Rogers, the commander of U.S. Cyber Command, director of the National Security Agency and chief of the Central Security Service, spoke at the exposition and participated in a panel entitled, “Cyber, Electromagnetic War and Information Dominance.”

Rogers commented on the speed and growth of the cyber domain.
“The world around us is changing,” he said. “The spectrum and the network are converging. That represents vulnerability and opportunity. How do we set ourselves up to take advantage of that opportunity while addressing that vulnerability?”

Cyber is an operational domain in which the U.S. military conducts many operations, “many of them like we do in any other operational domain,” Rogers said.

Understanding cyber culture

Getting traditional warfighters to understand the importance of cyber operations -- both defense and offense -- requires an understanding of culture and ethos that is more important than just technology, Rogers said.

“We have got to get beyond focusing just on the technical piece here,” Rogers said. “It’s about ethos. It’s about culture. It’s about warfighting. It’s about how do you operationalize a network on a warfighting platform, and what does that mean?”
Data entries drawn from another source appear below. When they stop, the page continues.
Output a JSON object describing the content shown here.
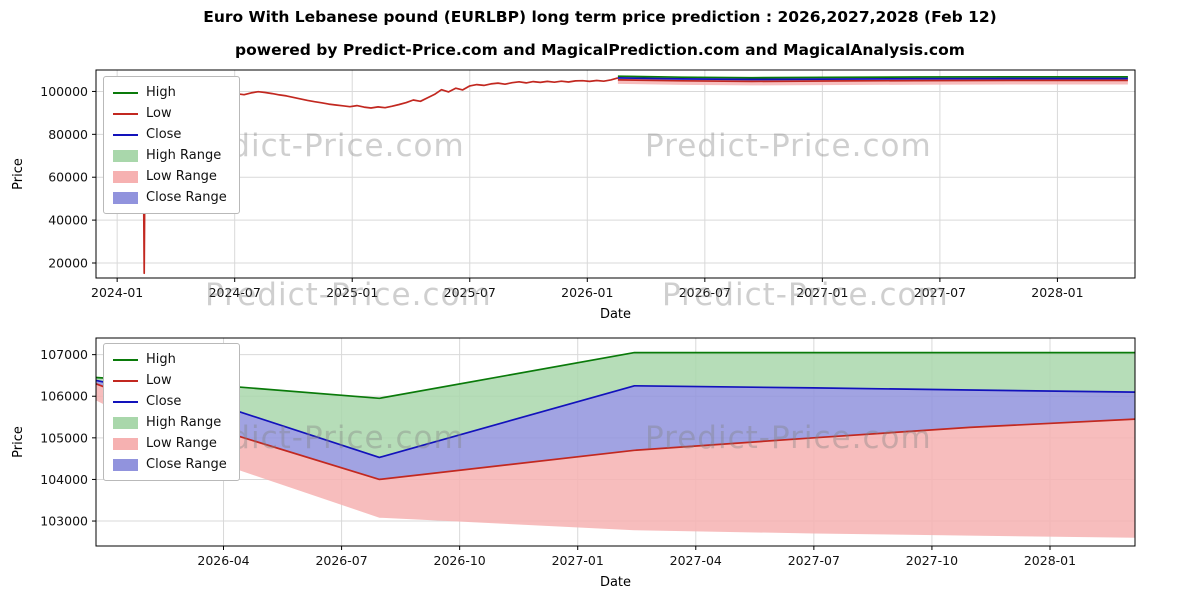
{
  "page": {
    "title": "Euro With Lebanese pound (EURLBP) long term price prediction : 2026,2027,2028 (Feb 12)",
    "subtitle": "powered by Predict-Price.com and MagicalPrediction.com and MagicalAnalysis.com",
    "watermark": "Predict-Price.com"
  },
  "colors": {
    "high": "#0a7a0a",
    "low": "#c22820",
    "close": "#1212bb",
    "high_range": "#a9d7ab",
    "low_range": "#f6b1b1",
    "close_range": "#9193dd",
    "grid": "#d9d9d9",
    "axis": "#000000",
    "text": "#111111",
    "watermark": "rgba(128,128,128,0.38)"
  },
  "chart_data": [
    {
      "type": "line",
      "title": "",
      "xlabel": "Date",
      "ylabel": "Price",
      "grid": true,
      "legend_position": "upper left",
      "xlim": [
        2023.91,
        2028.33
      ],
      "ylim": [
        13000,
        110000
      ],
      "xticks": [
        {
          "v": 2024.0,
          "label": "2024-01"
        },
        {
          "v": 2024.5,
          "label": "2024-07"
        },
        {
          "v": 2025.0,
          "label": "2025-01"
        },
        {
          "v": 2025.5,
          "label": "2025-07"
        },
        {
          "v": 2026.0,
          "label": "2026-01"
        },
        {
          "v": 2026.5,
          "label": "2026-07"
        },
        {
          "v": 2027.0,
          "label": "2027-01"
        },
        {
          "v": 2027.5,
          "label": "2027-07"
        },
        {
          "v": 2028.0,
          "label": "2028-01"
        }
      ],
      "yticks": [
        {
          "v": 20000,
          "label": "20000"
        },
        {
          "v": 40000,
          "label": "40000"
        },
        {
          "v": 60000,
          "label": "60000"
        },
        {
          "v": 80000,
          "label": "80000"
        },
        {
          "v": 100000,
          "label": "100000"
        }
      ],
      "legend": [
        {
          "label": "High",
          "kind": "line",
          "color_key": "high"
        },
        {
          "label": "Low",
          "kind": "line",
          "color_key": "low"
        },
        {
          "label": "Close",
          "kind": "line",
          "color_key": "close"
        },
        {
          "label": "High Range",
          "kind": "patch",
          "color_key": "high_range"
        },
        {
          "label": "Low Range",
          "kind": "patch",
          "color_key": "low_range"
        },
        {
          "label": "Close Range",
          "kind": "patch",
          "color_key": "close_range"
        }
      ],
      "bands": [
        {
          "name": "High Range",
          "color_key": "high_range",
          "x": [
            2026.13,
            2026.4,
            2026.7,
            2027.0,
            2027.4,
            2027.8,
            2028.3
          ],
          "top": [
            107100,
            106650,
            106400,
            106550,
            106750,
            106850,
            106850
          ],
          "bottom": [
            106300,
            105850,
            105600,
            105750,
            105950,
            106050,
            106050
          ]
        },
        {
          "name": "Low Range",
          "color_key": "low_range",
          "x": [
            2026.13,
            2026.4,
            2026.7,
            2027.0,
            2027.4,
            2027.8,
            2028.3
          ],
          "top": [
            105400,
            104950,
            104700,
            104850,
            105050,
            105150,
            105150
          ],
          "bottom": [
            103500,
            103050,
            102800,
            102950,
            103150,
            103250,
            103250
          ]
        },
        {
          "name": "Close Range",
          "color_key": "close_range",
          "x": [
            2026.13,
            2026.4,
            2026.7,
            2027.0,
            2027.4,
            2027.8,
            2028.3
          ],
          "top": [
            106300,
            105850,
            105600,
            105750,
            105950,
            106050,
            106050
          ],
          "bottom": [
            105400,
            104950,
            104700,
            104850,
            105050,
            105150,
            105150
          ]
        }
      ],
      "series": [
        {
          "name": "High",
          "color_key": "high",
          "segments": [
            {
              "x": [
                2024.375,
                2024.38,
                2024.385
              ],
              "y": [
                97200,
                101000,
                97600
              ]
            },
            {
              "x": [
                2026.13,
                2026.4,
                2026.7,
                2027.0,
                2027.4,
                2027.8,
                2028.3
              ],
              "y": [
                107100,
                106650,
                106400,
                106550,
                106750,
                106850,
                106850
              ]
            }
          ]
        },
        {
          "name": "Low",
          "color_key": "low",
          "segments": [
            {
              "x": [
                2024.11,
                2024.115,
                2024.12,
                2024.15,
                2024.18,
                2024.21,
                2024.24,
                2024.27,
                2024.3,
                2024.33,
                2024.36,
                2024.39,
                2024.42,
                2024.45,
                2024.48,
                2024.51,
                2024.54,
                2024.57,
                2024.6,
                2024.63,
                2024.66,
                2024.69,
                2024.72,
                2024.75,
                2024.78,
                2024.81,
                2024.84,
                2024.87,
                2024.9,
                2024.93,
                2024.96,
                2024.99,
                2025.02,
                2025.05,
                2025.08,
                2025.11,
                2025.14,
                2025.17,
                2025.2,
                2025.23,
                2025.26,
                2025.29,
                2025.32,
                2025.35,
                2025.38,
                2025.41,
                2025.44,
                2025.47,
                2025.5,
                2025.53,
                2025.56,
                2025.59,
                2025.62,
                2025.65,
                2025.68,
                2025.71,
                2025.74,
                2025.77,
                2025.8,
                2025.83,
                2025.86,
                2025.89,
                2025.92,
                2025.95,
                2025.98,
                2026.01,
                2026.04,
                2026.07,
                2026.1,
                2026.13
              ],
              "y": [
                96500,
                15200,
                97000,
                96600,
                97300,
                96800,
                97500,
                97000,
                97800,
                97200,
                97900,
                97400,
                98100,
                97700,
                98400,
                98900,
                98500,
                99300,
                99900,
                99500,
                99000,
                98400,
                97900,
                97200,
                96500,
                95800,
                95200,
                94700,
                94100,
                93700,
                93300,
                92900,
                93400,
                92700,
                92300,
                92800,
                92400,
                93100,
                93900,
                94800,
                96000,
                95400,
                97000,
                98600,
                100800,
                99800,
                101500,
                100700,
                102600,
                103200,
                102800,
                103500,
                103900,
                103400,
                104100,
                104500,
                104000,
                104600,
                104200,
                104700,
                104300,
                104800,
                104400,
                104900,
                105000,
                104700,
                105100,
                104800,
                105400,
                106300
              ]
            },
            {
              "x": [
                2026.13,
                2026.4,
                2026.7,
                2027.0,
                2027.4,
                2027.8,
                2028.3
              ],
              "y": [
                105400,
                104950,
                104700,
                104850,
                105050,
                105150,
                105150
              ]
            }
          ]
        },
        {
          "name": "Close",
          "color_key": "close",
          "segments": [
            {
              "x": [
                2026.13,
                2026.4,
                2026.7,
                2027.0,
                2027.4,
                2027.8,
                2028.3
              ],
              "y": [
                106300,
                105850,
                105600,
                105750,
                105950,
                106050,
                106050
              ]
            }
          ]
        }
      ]
    },
    {
      "type": "line",
      "title": "",
      "xlabel": "Date",
      "ylabel": "Price",
      "grid": true,
      "legend_position": "upper left",
      "xlim": [
        2025.98,
        2028.18
      ],
      "ylim": [
        102400,
        107400
      ],
      "xticks": [
        {
          "v": 2026.25,
          "label": "2026-04"
        },
        {
          "v": 2026.5,
          "label": "2026-07"
        },
        {
          "v": 2026.75,
          "label": "2026-10"
        },
        {
          "v": 2027.0,
          "label": "2027-01"
        },
        {
          "v": 2027.25,
          "label": "2027-04"
        },
        {
          "v": 2027.5,
          "label": "2027-07"
        },
        {
          "v": 2027.75,
          "label": "2027-10"
        },
        {
          "v": 2028.0,
          "label": "2028-01"
        }
      ],
      "yticks": [
        {
          "v": 103000,
          "label": "103000"
        },
        {
          "v": 104000,
          "label": "104000"
        },
        {
          "v": 105000,
          "label": "105000"
        },
        {
          "v": 106000,
          "label": "106000"
        },
        {
          "v": 107000,
          "label": "107000"
        }
      ],
      "legend": [
        {
          "label": "High",
          "kind": "line",
          "color_key": "high"
        },
        {
          "label": "Low",
          "kind": "line",
          "color_key": "low"
        },
        {
          "label": "Close",
          "kind": "line",
          "color_key": "close"
        },
        {
          "label": "High Range",
          "kind": "patch",
          "color_key": "high_range"
        },
        {
          "label": "Low Range",
          "kind": "patch",
          "color_key": "low_range"
        },
        {
          "label": "Close Range",
          "kind": "patch",
          "color_key": "close_range"
        }
      ],
      "bands": [
        {
          "name": "High Range",
          "color_key": "high_range",
          "x": [
            2025.98,
            2026.25,
            2026.58,
            2027.12,
            2027.5,
            2027.83,
            2028.18
          ],
          "top": [
            106450,
            106250,
            105950,
            107050,
            107050,
            107050,
            107050
          ],
          "bottom": [
            106380,
            105750,
            104530,
            106250,
            106200,
            106150,
            106100
          ]
        },
        {
          "name": "Low Range",
          "color_key": "low_range",
          "x": [
            2025.98,
            2026.25,
            2026.58,
            2027.12,
            2027.5,
            2027.83,
            2028.18
          ],
          "top": [
            106300,
            105150,
            104000,
            104700,
            105000,
            105250,
            105450
          ],
          "bottom": [
            105900,
            104350,
            103080,
            102780,
            102700,
            102650,
            102600
          ]
        },
        {
          "name": "Close Range",
          "color_key": "close_range",
          "x": [
            2025.98,
            2026.25,
            2026.58,
            2027.12,
            2027.5,
            2027.83,
            2028.18
          ],
          "top": [
            106380,
            105750,
            104530,
            106250,
            106200,
            106150,
            106100
          ],
          "bottom": [
            106300,
            105150,
            104000,
            104700,
            105000,
            105250,
            105450
          ]
        }
      ],
      "series": [
        {
          "name": "High",
          "color_key": "high",
          "segments": [
            {
              "x": [
                2025.98,
                2026.25,
                2026.58,
                2027.12,
                2027.5,
                2027.83,
                2028.18
              ],
              "y": [
                106450,
                106250,
                105950,
                107050,
                107050,
                107050,
                107050
              ]
            }
          ]
        },
        {
          "name": "Low",
          "color_key": "low",
          "segments": [
            {
              "x": [
                2025.98,
                2026.25,
                2026.58,
                2027.12,
                2027.5,
                2027.83,
                2028.18
              ],
              "y": [
                106300,
                105150,
                104000,
                104700,
                105000,
                105250,
                105450
              ]
            }
          ]
        },
        {
          "name": "Close",
          "color_key": "close",
          "segments": [
            {
              "x": [
                2025.98,
                2026.25,
                2026.58,
                2027.12,
                2027.5,
                2027.83,
                2028.18
              ],
              "y": [
                106380,
                105750,
                104530,
                106250,
                106200,
                106150,
                106100
              ]
            }
          ]
        }
      ]
    }
  ]
}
He added, “It ain’t just a bumper sticker and it’s not just a slogan.”

In the cyber domain, the emphasis on operations will drive how to man, train and equip organizations, the admiral said. It also drives how the organization is structured, he added, and what operational concepts are deployed.

“It’s about how we are going to fight,” he said.

Capitalizing on information dominance

The Navy and the other services must put themselves in a position to capitalize on information dominance, the admiral said.

In June, the Navy will mark the 73rd anniversary of the Battle of Midway, Rogers said, noting that Midway changed the tide of World War II in the Pacific. An overmatched U.S. fleet sank four Imperial Japanese Navy aircraft carriers in a desperate battle off the strategic island of Midway.

It was through signals intelligence, code-breaking and communications that then Navy Adm. Chester Nimitz knew where to position the few U.S. aircraft carriers he had in the region to win the battle.

“As an information warfare officer, as an information dominance officer, I take great pride in the role and capability that our predecessors brought to really make a critical difference in an operational outcome,” Rogers said.

Looking forward, cyber warriors must be able to provide the intelligence to win those battles and more, Rogers said.

How much better it would be in the future, he posited, “if we could not only provide those operational commanders great situational and environmental awareness, but what if we could provide commanders the ability to attempt to bring non-kinetic fires to bear, to give commanders assured command and control, because opponents are going to be contesting our command and control?”

Rogers is pleased with the progress the maritime services have made in regard to cyber and the spectrum. But more needs to be done. The services need to factor cyber into every decision, he said.

“Now we are in a totally different operational world.”